Officiellement, le 37e Festival international du film de Toronto (TIFF) a été lancé hier soir avec la présentation en grande pompe du film Looper, un thriller futuriste réalisé par Rian Johnson. Dans les faits, le TIFF roule déjà à plein régime depuis hier matin.

Aux abords du Bell Lightbox et de l'hôtel Hyatt, qui tiennent lieu de quartier général, on peut distinguer très nettement les journalistes «locaux» de ceux qui arrivent des quatre coins du monde pour l'occasion. Les premiers, forts de toutes les projections auxquelles ils ont déjà eu droit au cours des deux ou trois dernières semaines, envisagent les prochains jours avec sérénité. Les autres, qui formaient hier matin une file impressionnante devant le comptoir des accréditations où ils pouvaient retirer leur précieux badge, empruntent plutôt le regard du chevreuil apeuré. Des jurons se sont fait entendre aussi (souvent même dans plusieurs des langues reconnues par les Nations unies!) quand est venu pour eux le moment d'essayer de se construire un horaire. Trop de films incontournables en même temps, trop de conférences de presse, trop d'événements, trop d'invités, trop de fêtes «à ne pas rater sous aucun prétexte». Trop de tout. Le casse-tête absolu.

Quelques rues plus loin, au moins trois des étages de l'hôtel Intercontinental étaient investis par des relationnistes dont le rôle, du moins semble-t-il, est d'arborer un attirail d'agent secret, de déplacer les stars d'une suite à l'autre et de chronométrer à la seconde près leurs conversations avec les scribes. Monsieur Willis, par ici. Vous, mademoiselle Cotillard, par là. Monsieur Gordon-Levitt? Mais on ne vous attendait pas si tôt!

Pour les professionnels et les journalistes, Toronto relève bien davantage du gros showcase que d'un festival de cinéma. L'absence d'un volet compétitif permet en outre d'attirer d'imposantes locomotives, lancées ici sans trop de grands risques. Une programmation très riche - probablement la plus riche de la planète - est ainsi construite autour des productions plus médiatisées. Il n'y a pratiquement rien à jeter de ce menu gargantuesque constitué de 372 films, parmi lesquels 289 longs métrages. Dans ce déluge cinématographique, des oeuvres qui mériteraient plus d'attention sont forcément noyées.
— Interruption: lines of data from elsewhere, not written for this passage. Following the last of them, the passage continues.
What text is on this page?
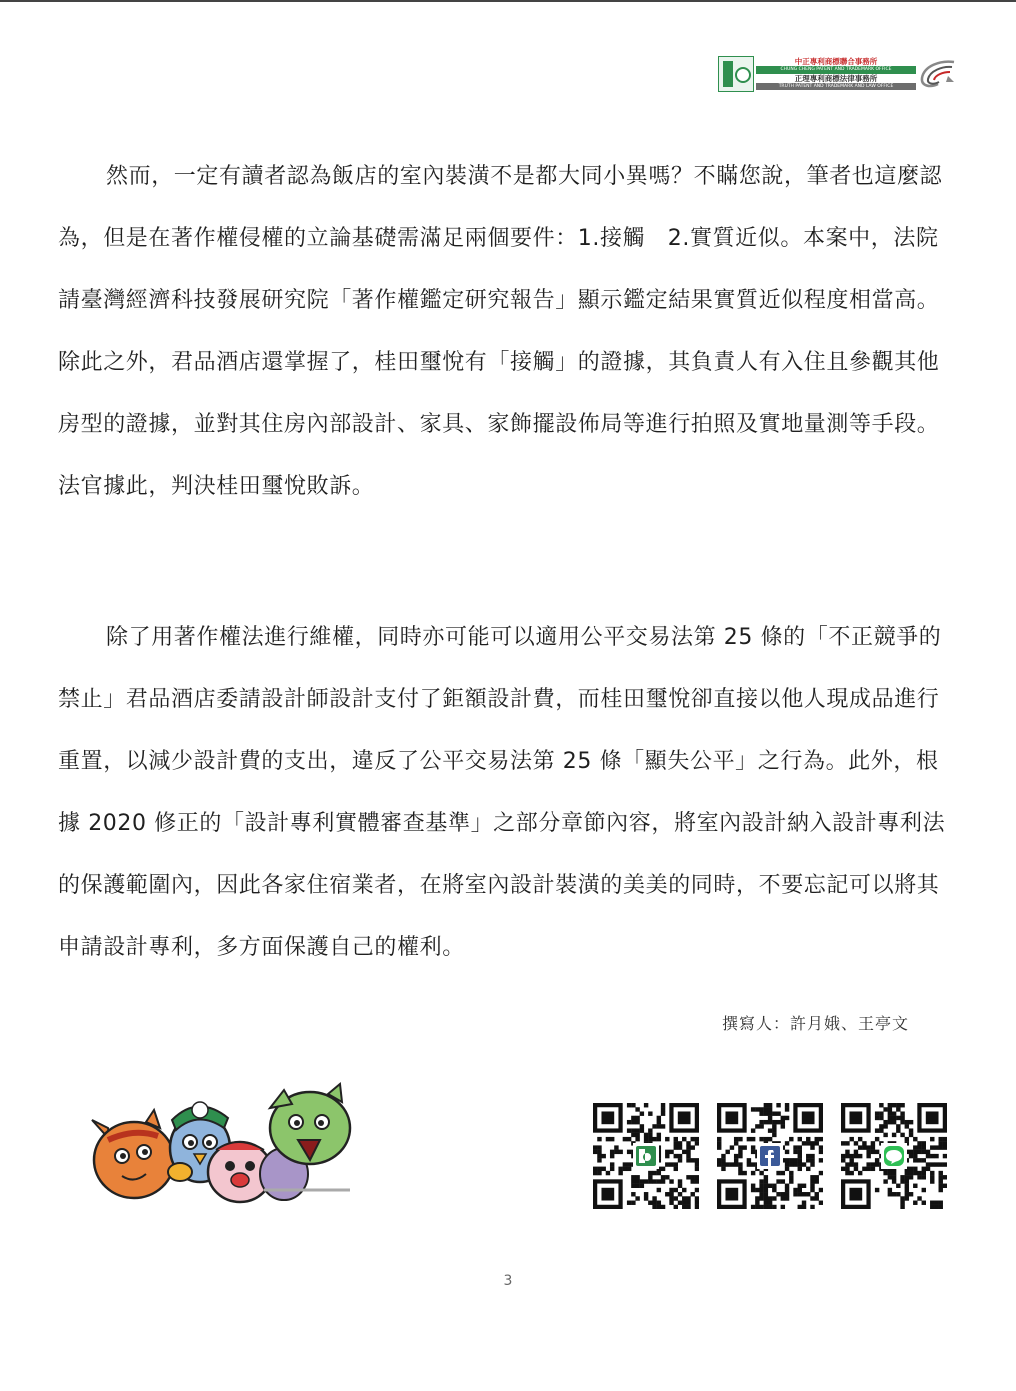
中正專利商標聯合事務所
CHUNG CHENG PATENT AND TRADEMARK OFFICE
正理專利商標法律事務所
TRUTH PATENT AND TRADEMARK AND LAW OFFICE

然而，一定有讀者認為飯店的室內裝潢不是都大同小異嗎？不瞞您說，筆者也這麼認為，但是在著作權侵權的立論基礎需滿足兩個要件：1.接觸　2.實質近似。本案中，法院請臺灣經濟科技發展研究院「著作權鑑定研究報告」顯示鑑定結果實質近似程度相當高。除此之外，君品酒店還掌握了，桂田璽悅有「接觸」的證據，其負責人有入住且參觀其他房型的證據，並對其住房內部設計、家具、家飾擺設佈局等進行拍照及實地量測等手段。法官據此，判決桂田璽悅敗訴。

除了用著作權法進行維權，同時亦可能可以適用公平交易法第 25 條的「不正競爭的禁止」君品酒店委請設計師設計支付了鉅額設計費，而桂田璽悅卻直接以他人現成品進行重置，以減少設計費的支出，違反了公平交易法第 25 條「顯失公平」之行為。此外，根據 2020 修正的「設計專利實體審查基準」之部分章節內容，將室內設計納入設計專利法的保護範圍內，因此各家住宿業者，在將室內設計裝潢的美美的同時，不要忘記可以將其申請設計專利，多方面保護自己的權利。

撰寫人：許月娥、王亭文
3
Cela dit, la formule a fait ses preuves. D'autant que, probablement plus qu'ailleurs, le TIFF vit son effervescence au cours du premier week-end. Comme un gros rush d'adrénaline. La plupart des professionnels et journalistes ne séjournant ici que quelques jours, les campagnes de promotion autour de certains des films les plus attendus sont orchestrées au début du festival, provoquant d'inévitables bousculades dans les esprits.

Les cinéphiles torontois, qui vivent le festival dans une ambiance de fête, ne pourraient être plus comblés. Ce sont eux qui ressortent grands gagnants de l'aventure. Et ils ont toutes les raisons du monde de se réjouir du succès de cet événement, considéré maintenant par plusieurs observateurs comme le plus important après Cannes.

Le ventre plein

Ça joue dur dans le monde des festivals. Dans le Toronto Sun d'hier, on déplorait le fait que le Festival de Telluride vienne parfois jouer les trouble-fêtes en sélectionnant des films qui auraient en principe dû être présentés en primeur mondiale dans la Ville reine. Vous n'êtes pas gentils. Ça casse le fun, bon. Mis à part le fait de ne pas présenter de volet compétitif non plus, le petit festival du Colorado partage pourtant peu de chose avec le TIFF. Étalé sur quatre jours à peine (il a eu lieu du 31 août au 3 septembre cette année), il propose peu de longs métrages (25 environ, incluant des documentaires). D'où le prestige d'une sélection là-bas très significative aux yeux des intervenants de l'industrie américaine. Le hic, c'est que la programmation de Telluride est toujours annoncée au tout dernier moment. Et ça commence à tomber un peu sur les nerfs du monde ici. Probablement moins sur ceux des organisateurs du TIFF que sur ceux des Torontois, à vrai dire. Par exemple, on n'apprécie pas le fait que Argo, la nouvelle réalisation de Ben Affleck d'abord annoncée en primeur mondiale, n'ait désormais plus ici que le statut d'une «primeur internationale». Vraiment, y en a qui se plaignent le ventre plein.